Por otra parte, el papel que desempeña Alice quizá no justifica que aparezca tanto. Sin duda, está involucrada en la acción, pero dados los pocos detalles que se habían dado sobre su pasado, el lector puede asumir que tendrá un cometido más activo en la trama, en lugar de ser un mero elemento al que otros personajes aporten información y expliquen ciertos detalles. La forma en que el guion junta a Hellboy y Alice no resulta en un romance convincente, al menos tal y como Mignola plantea sus diálogos (¿Llevan saliendo una semana y ya planean mudarse juntos a Estados Unidos? ¿A otro continente? En un comic lleno de demonios, dragones y caballeros zombis esa conversación es lo más descabellado que sucede).

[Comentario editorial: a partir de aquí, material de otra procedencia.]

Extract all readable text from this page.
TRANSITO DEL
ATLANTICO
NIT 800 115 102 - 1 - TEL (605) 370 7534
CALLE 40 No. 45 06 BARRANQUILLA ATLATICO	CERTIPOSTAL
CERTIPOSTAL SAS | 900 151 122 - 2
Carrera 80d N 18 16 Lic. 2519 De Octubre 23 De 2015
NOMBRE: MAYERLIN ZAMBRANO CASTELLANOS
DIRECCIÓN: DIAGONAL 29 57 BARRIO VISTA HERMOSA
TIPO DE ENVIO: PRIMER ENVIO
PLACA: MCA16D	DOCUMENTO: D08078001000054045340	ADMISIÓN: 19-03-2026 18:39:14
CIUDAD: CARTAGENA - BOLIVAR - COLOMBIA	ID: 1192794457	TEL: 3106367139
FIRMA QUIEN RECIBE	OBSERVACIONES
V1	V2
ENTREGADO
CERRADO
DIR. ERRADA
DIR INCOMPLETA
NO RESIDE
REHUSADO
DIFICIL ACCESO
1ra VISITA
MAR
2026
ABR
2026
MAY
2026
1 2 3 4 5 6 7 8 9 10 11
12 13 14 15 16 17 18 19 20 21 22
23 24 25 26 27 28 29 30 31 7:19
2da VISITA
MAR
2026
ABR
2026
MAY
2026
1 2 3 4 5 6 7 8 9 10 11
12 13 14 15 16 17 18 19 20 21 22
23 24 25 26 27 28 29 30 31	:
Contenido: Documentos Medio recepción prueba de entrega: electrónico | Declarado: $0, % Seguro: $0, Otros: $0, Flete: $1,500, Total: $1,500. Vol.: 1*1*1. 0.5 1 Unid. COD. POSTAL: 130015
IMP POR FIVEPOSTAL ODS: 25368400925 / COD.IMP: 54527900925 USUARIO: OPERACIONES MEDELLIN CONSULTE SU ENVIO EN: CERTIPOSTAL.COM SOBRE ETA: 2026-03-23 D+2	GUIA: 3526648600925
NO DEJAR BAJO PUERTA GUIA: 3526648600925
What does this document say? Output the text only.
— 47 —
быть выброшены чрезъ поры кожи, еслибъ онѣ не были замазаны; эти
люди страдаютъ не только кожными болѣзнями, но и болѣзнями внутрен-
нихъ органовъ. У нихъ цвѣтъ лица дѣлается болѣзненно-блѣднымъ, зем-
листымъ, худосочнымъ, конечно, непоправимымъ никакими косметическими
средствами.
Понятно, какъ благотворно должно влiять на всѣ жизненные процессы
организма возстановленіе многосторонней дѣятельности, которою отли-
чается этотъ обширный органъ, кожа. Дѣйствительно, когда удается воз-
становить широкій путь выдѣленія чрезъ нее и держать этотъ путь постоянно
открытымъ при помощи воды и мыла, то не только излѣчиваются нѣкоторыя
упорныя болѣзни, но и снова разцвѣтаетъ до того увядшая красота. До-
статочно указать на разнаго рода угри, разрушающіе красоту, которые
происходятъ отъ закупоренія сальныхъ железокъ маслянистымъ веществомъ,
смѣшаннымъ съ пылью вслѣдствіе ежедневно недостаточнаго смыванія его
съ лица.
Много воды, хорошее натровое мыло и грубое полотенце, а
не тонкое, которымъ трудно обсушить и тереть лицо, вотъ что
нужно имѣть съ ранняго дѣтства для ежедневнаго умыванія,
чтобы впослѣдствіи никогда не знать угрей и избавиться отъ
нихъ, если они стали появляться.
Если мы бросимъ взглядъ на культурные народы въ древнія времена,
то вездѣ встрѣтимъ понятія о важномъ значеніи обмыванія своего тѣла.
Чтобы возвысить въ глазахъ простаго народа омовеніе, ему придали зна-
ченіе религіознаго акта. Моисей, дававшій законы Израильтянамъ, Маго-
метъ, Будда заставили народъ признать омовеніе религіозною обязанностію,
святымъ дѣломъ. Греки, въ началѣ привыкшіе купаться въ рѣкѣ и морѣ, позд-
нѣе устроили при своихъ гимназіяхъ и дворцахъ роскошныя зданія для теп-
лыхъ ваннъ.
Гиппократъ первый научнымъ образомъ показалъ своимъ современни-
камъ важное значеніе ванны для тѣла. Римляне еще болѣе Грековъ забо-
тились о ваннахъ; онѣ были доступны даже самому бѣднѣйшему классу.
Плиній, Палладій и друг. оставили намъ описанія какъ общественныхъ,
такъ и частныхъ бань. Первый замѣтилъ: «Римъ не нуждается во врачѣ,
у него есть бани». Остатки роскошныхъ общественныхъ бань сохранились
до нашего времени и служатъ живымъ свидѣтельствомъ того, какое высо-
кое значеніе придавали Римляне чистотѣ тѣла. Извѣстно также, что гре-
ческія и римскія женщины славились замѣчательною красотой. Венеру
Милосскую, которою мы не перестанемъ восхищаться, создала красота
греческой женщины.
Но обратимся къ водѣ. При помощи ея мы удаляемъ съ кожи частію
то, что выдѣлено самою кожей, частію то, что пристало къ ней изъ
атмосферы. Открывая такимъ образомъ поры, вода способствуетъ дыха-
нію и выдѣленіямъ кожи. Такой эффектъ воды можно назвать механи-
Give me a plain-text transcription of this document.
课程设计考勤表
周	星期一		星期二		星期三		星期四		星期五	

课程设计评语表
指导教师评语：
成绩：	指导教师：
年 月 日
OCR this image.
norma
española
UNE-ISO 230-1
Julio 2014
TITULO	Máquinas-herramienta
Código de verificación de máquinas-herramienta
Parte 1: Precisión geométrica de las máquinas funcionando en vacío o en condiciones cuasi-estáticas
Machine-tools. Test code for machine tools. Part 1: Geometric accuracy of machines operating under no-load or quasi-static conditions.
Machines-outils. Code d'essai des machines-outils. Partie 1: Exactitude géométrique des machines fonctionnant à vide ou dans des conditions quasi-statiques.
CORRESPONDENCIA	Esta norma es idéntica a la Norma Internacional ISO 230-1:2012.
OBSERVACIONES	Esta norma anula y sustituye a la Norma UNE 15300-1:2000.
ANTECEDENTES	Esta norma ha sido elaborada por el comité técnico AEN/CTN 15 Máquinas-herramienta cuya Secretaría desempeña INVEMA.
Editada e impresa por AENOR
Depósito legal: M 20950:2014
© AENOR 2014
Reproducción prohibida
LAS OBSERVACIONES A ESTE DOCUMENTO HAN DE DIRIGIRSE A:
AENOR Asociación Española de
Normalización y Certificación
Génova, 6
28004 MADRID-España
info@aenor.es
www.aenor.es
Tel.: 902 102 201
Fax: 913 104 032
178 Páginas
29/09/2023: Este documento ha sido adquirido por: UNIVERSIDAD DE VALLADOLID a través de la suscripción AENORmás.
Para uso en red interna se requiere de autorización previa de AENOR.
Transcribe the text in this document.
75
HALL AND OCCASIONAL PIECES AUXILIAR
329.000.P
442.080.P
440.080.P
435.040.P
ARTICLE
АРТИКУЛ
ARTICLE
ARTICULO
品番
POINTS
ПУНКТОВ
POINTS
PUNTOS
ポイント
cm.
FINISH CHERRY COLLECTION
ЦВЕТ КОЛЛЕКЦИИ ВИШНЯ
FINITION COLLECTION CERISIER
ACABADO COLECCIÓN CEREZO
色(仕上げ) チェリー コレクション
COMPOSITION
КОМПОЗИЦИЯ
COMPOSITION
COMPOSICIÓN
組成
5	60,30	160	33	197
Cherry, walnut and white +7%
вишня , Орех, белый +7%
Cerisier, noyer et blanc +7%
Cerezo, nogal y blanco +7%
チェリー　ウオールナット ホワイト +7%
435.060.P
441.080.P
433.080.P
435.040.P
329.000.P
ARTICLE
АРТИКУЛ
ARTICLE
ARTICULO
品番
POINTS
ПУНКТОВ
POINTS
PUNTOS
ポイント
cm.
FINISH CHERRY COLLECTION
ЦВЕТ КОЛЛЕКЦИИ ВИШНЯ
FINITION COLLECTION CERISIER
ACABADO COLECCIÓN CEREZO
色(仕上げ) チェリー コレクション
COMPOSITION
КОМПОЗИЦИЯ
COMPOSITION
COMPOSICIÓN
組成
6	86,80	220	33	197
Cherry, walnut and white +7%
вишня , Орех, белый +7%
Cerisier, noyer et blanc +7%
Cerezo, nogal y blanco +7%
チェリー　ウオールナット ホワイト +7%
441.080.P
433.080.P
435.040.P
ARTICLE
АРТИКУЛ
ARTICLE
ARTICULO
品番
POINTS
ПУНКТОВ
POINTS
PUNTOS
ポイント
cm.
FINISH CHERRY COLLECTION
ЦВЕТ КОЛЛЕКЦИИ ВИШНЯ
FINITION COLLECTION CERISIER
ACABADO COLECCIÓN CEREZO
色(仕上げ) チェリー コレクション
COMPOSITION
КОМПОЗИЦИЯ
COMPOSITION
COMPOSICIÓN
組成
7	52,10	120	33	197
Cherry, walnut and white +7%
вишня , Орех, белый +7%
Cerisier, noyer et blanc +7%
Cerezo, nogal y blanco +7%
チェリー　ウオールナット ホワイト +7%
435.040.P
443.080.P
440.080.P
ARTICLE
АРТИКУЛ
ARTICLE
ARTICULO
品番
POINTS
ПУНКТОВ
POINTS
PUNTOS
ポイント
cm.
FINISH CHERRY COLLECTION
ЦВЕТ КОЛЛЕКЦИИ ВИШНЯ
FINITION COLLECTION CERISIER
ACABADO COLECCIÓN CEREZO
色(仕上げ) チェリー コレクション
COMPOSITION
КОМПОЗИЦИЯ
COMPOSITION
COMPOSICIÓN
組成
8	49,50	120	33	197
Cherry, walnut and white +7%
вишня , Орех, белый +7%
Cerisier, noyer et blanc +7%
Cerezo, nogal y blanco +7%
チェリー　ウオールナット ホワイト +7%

Al menos, en las viñetas donde Fegredo los muestra pasando tiempo juntos o riendo, puede creerse que son una pareja que se preocupa el uno por el otro. El arte, en este caso, tiene que encargarse de lo que el guion no consigue y Fegredo lo hace únicamente a través del lenguaje corporal y las expresiones faciales.

 

Pero estas pegas, en realidad, son menores. En general, “La Tormenta y la Furia” es una buena lectura, y una excelente conclusión a una larga trayectoria en la que Mignola logra encontrar el equilibrio perfecto entre el héroe y el monstruo. Hellboy se enfrenta al fin del mundo y lo hace solo, sin equipo que lo respalde ni aliados que lo acompañen. Está solo, abriéndose paso entre hordas de soldados no muertos para llegar hasta el dragón y hacer el sacrificio supremo para salvar al mundo. Entre brujas, trolls, cerdos parlantes y aterradoras criaturas cósmicas, Mignola por fin encuentra el corazón y el alma de su personaje emblemático.